5. 5歳のおじさん
夫の勇者レベルが上がった翌日、朝の支度をしていると洗面所から
夫の声が聞こえた。
「え、あれ。血が出ない」
ん? 覗きに行くと、夫は何度もうがいをしている。
どうやら歯磨きをした後に、血が出なかったようだ。
「出血して」驚くのではなく、「出血しない」ことに驚いている。
恐ろしい。
夫からすると歯磨きをした後に血が出るのが常だったようだ。
私は以前そのことに気がついて歯医者に行くように促してきた。
が、ずっと続いていたなんて。
「普通、歯磨きして血は出ないよ」
あなたの口腔内は異常事態なんだから、すぐに医者にかかって欲しい。
そう伝えてきたが、血が出なくなってようやくその異常さを理解できたようだ。
これまでの数年、1日2回の歯磨きで計1万回近く血を流してきたわけだ。
いやいや、普通じゃないでしょ。
いやもうそれが普通になっちゃうのか。
私からしたら不思議でしかたなかったが、頑なに歯医者に行かないくせに
夫は口臭やら歯磨きは非常に丁寧に気を遣っていた。
歯医者に行きたくないがための必死の抵抗のつもりかもしれないが、
本末転倒甚だしいし、その姿が滑稽に感じていた。
だけどそのギリギリの抵抗も分からなくもない。
どうにか許されるのなら、このままやり切れるのならば
毎日歯磨き頑張るから、見逃して、神様。
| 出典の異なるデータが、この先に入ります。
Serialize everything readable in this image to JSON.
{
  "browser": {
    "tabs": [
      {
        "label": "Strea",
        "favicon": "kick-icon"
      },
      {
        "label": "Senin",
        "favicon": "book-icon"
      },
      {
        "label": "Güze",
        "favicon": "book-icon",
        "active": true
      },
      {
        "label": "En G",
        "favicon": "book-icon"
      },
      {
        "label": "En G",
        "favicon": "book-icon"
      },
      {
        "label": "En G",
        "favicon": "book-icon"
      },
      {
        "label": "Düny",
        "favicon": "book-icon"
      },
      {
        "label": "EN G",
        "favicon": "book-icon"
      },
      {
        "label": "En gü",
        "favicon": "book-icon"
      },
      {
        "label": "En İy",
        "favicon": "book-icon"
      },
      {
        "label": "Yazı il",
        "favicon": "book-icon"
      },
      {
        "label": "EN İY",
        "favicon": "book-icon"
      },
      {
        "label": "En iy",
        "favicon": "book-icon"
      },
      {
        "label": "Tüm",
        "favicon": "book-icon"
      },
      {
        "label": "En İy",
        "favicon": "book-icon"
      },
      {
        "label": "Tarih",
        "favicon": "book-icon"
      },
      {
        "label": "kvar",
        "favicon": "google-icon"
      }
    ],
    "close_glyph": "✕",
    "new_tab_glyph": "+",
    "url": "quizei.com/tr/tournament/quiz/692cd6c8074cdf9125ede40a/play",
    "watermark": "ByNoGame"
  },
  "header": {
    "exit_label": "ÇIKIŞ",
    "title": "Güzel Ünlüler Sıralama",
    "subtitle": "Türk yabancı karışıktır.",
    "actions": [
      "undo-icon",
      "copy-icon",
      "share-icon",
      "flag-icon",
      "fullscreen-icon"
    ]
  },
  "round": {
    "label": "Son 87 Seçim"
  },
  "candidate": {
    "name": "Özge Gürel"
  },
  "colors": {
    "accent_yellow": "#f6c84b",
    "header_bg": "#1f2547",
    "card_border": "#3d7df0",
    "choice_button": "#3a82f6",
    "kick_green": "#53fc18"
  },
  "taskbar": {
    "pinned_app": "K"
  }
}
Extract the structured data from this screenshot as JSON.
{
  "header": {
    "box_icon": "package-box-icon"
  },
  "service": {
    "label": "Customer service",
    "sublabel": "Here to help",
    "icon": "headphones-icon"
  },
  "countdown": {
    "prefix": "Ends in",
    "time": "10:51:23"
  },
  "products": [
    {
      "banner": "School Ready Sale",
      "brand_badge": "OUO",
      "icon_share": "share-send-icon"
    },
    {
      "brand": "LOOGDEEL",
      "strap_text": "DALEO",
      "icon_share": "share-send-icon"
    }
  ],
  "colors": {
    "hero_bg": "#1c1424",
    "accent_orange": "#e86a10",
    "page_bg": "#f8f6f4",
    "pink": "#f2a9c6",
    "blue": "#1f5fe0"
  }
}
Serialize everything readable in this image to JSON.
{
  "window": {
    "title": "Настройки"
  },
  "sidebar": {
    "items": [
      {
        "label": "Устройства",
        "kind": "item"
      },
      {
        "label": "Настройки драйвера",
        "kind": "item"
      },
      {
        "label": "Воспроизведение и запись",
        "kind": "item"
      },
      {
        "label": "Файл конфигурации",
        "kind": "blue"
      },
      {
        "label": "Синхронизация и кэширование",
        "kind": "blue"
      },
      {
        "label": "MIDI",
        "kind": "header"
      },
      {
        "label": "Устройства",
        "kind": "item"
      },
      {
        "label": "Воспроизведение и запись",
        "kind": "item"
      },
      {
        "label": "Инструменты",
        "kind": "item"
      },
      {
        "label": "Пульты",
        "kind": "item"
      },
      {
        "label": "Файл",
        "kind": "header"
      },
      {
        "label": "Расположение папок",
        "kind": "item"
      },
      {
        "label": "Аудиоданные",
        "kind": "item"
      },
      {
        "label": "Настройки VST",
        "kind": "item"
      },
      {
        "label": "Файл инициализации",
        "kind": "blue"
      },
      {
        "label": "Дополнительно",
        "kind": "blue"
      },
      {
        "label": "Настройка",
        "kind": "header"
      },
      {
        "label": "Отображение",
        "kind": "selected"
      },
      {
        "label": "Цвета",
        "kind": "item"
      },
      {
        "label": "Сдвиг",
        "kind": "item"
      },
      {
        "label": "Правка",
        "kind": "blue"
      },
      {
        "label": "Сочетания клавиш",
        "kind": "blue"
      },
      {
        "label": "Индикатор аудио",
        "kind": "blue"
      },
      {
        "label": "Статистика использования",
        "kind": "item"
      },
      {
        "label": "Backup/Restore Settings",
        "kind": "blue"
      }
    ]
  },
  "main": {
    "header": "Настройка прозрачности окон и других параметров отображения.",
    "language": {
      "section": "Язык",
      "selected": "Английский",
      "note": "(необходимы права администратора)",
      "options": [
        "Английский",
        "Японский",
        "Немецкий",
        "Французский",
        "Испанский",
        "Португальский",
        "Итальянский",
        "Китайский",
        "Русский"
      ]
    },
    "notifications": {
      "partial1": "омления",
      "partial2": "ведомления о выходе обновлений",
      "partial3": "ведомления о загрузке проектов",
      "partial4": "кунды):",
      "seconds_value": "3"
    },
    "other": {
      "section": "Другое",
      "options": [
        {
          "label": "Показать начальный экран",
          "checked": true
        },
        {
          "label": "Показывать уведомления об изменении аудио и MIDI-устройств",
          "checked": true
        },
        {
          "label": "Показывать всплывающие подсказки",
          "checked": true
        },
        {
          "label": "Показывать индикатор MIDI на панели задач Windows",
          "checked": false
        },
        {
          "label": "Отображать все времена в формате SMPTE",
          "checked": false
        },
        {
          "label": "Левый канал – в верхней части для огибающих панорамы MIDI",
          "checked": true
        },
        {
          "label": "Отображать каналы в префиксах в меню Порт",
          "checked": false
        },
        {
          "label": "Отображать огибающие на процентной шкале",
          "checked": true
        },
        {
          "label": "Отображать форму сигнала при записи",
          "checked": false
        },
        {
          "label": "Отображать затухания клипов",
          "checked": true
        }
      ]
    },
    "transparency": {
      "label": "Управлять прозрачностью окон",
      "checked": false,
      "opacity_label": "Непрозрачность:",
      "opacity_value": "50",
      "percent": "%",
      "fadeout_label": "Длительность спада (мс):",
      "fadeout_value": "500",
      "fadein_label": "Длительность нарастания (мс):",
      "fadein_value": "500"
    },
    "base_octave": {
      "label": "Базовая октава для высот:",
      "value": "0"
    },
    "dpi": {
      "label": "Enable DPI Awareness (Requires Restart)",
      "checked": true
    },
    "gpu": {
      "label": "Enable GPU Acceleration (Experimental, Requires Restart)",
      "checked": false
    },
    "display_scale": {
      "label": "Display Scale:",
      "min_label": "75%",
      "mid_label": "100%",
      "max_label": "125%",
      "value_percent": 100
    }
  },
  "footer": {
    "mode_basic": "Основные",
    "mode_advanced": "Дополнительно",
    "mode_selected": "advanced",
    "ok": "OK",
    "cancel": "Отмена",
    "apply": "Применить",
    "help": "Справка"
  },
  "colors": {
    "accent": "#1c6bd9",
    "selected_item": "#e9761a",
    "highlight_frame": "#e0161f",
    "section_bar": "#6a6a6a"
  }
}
と言った具合か。
でも担当の歯科医師は、そんな彼の望みも気持ちよく砕いてくれる切れ味があったらしく
「まあまあ酷いですね」と、よくもここまで放っておいたね、これでなんとかギリギリ最後の救いになるかもね、と、すっぱりと嫌味なく、素直に言い放ったそうだ。
「めっちゃキレイに磨けた」
そう言って思いっきり「い」の口をして、歯磨き後の歯を見せてくる。
夫が私に歯を見せてくれたのは結婚して初めてのことだった。
まだまだ虫歯だらけでコンプレックスであろうにもかかわらず、だ。
私5歳の子供いたっけ?と思わず確認した。
黒い歯石と一緒に、彼の心に巣食った幾重もの硬い殻も剥がれたのかもしれない。
目の前にいるのは、なんとも無垢で素直なアラフォーおじさんだった。